In 2017-18, an ANDS-Nectar-RDS (now the Australian Research Data Commons, ARDC) initiative called for applications from the e-research sector to enhance existing capability for “a world-leading data advantage”. As a result, NCI and its collaborators in Climate, Geoscience and Marine science responded with proposals for development projects in those three of NCI’s priority research communities. This led to three new Data-Enhanced Virtual Laboratories (DEVL): the Climate Science DEVL, GeoDEVL and Marine DEVL.

These build on existing middleware, data services, data management and HPC infrastructure at NCI. They will further increase the benefit and impact of NCI’s role in developing the national reference data collections, and enable faster access to increased volumes of existing climate, weather and satellite data.

Climate

The Climate Science DEVL, led by NCI, is a major software and data-based research infrastructure project that will enable Australian researchers and policy-makers to analyse the next generation of international climate data. This project builds on a previous community project at NCI; the Climate and Weather Science Virtual Laboratory. The project will augment the existing systems to allow researchers to contribute their model and data analysis to the World Climate Research Programme’s Coupled Model Intercomparison Project Phase 6 (CMIP6). These can then become inputs to the Intergovernmental Panel on Climate Change’s forthcoming 6th Assessment Report.

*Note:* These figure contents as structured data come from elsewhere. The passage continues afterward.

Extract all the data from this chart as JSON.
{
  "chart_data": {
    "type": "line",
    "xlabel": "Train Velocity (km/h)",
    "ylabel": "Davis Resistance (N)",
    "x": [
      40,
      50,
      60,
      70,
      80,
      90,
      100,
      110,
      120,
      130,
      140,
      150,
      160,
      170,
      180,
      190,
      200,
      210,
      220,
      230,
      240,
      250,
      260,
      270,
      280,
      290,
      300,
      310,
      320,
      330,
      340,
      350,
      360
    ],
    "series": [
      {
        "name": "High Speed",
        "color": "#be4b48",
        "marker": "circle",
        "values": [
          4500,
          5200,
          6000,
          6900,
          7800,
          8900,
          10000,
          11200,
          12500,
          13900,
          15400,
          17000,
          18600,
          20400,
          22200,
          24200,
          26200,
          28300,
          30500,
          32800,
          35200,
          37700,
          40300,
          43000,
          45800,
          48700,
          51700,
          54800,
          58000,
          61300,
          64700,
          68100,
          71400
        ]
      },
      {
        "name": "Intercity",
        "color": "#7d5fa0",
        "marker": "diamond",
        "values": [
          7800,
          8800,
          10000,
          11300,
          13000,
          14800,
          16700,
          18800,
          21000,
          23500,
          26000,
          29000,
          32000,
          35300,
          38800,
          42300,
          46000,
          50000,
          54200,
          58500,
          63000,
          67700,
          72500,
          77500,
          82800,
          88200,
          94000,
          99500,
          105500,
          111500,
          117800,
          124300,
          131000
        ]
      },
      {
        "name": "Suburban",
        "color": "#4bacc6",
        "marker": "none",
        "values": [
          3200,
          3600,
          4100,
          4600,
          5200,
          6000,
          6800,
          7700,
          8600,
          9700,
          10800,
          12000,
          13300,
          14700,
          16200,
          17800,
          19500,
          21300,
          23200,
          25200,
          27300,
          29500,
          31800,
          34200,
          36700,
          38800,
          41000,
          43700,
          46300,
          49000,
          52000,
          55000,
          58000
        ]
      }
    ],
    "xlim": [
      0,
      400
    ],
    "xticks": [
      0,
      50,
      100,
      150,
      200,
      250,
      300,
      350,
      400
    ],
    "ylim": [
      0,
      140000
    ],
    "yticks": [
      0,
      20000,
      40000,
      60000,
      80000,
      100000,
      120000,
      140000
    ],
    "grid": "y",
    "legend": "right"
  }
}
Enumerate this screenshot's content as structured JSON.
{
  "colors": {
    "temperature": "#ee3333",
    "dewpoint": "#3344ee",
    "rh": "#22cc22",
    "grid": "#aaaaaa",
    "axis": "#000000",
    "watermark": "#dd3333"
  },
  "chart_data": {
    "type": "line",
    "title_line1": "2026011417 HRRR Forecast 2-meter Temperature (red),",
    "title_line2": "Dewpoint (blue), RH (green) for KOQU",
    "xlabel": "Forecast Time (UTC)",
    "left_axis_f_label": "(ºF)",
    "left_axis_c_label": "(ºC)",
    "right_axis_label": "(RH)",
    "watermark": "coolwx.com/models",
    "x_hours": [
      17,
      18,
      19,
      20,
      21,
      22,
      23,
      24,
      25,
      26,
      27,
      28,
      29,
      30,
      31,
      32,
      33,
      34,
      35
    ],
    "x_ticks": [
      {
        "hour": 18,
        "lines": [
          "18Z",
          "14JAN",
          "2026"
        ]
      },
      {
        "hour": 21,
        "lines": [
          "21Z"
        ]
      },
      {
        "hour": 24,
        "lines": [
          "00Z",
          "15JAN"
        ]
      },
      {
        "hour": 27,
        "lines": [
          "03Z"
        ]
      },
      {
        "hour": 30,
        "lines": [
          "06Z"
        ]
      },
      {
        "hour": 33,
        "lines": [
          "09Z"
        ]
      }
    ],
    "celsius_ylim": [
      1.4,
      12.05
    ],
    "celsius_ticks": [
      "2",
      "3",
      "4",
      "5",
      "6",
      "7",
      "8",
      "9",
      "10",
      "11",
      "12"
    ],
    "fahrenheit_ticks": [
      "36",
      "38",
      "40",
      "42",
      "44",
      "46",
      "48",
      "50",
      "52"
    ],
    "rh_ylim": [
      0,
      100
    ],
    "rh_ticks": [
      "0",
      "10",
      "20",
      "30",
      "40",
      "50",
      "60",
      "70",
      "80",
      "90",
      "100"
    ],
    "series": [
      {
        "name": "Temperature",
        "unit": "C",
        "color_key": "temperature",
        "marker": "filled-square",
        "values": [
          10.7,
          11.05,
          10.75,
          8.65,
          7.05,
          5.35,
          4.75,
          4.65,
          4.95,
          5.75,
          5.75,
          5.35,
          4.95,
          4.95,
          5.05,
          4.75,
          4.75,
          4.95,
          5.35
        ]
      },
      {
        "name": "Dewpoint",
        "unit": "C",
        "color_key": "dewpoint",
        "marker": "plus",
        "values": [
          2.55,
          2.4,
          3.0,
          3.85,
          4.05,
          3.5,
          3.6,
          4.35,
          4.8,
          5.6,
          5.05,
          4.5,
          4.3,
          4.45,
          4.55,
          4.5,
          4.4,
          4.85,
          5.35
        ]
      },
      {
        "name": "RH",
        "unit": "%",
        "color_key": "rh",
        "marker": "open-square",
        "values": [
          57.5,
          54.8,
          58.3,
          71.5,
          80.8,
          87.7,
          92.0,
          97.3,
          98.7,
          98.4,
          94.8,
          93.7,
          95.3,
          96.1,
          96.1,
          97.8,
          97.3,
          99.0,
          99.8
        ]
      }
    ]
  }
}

The majority of Australia’s climate research community will rely on two key enhancements for CMIP6 that are being developed in the DEVL. First, an automated system to handle petabytes of CMIP6 data that will be made available at NCI, reliably replicating the data over the high-bandwidth international science networks that connect NCI to the rest of the world. Secondly, DEVL enhancements in software will enable easier data analysis.

Geoscience

AuScope’s GeoDEVL project will enable the data discovery, delivery and computational analysis that underpins innovation in the sector. It forms the first part of a multi-year initiative to improve the understanding of the Earth under the surface and improved detection and extraction of important minerals, gas, coal and water.

NCI’s focus has been a ‘data-rescue’ activity to release a major Magnetotelluric data collection, dating back to 1993. Over its lifetime, this AusLAMP dataset cost several millions of dollars to collect, and is now being made available for the first time, and in a modern high-performance ready format for use by NCI researchers and geological survey organisations.

Marine

The Marine Virtual Laboratory (MARVL) will be developed by the Integrated Marine Observing System of Australia (IMOS) with NCI, the Bureau of Meteorology, CSIRO and others. This will enable it to develop data and software services to underpin the Australian National Shelf-seas Reanalysis (ANSR), an important element of the national ocean modelling system.

The data services provided through this project will enable much improved opportunities for investigating the marine environment.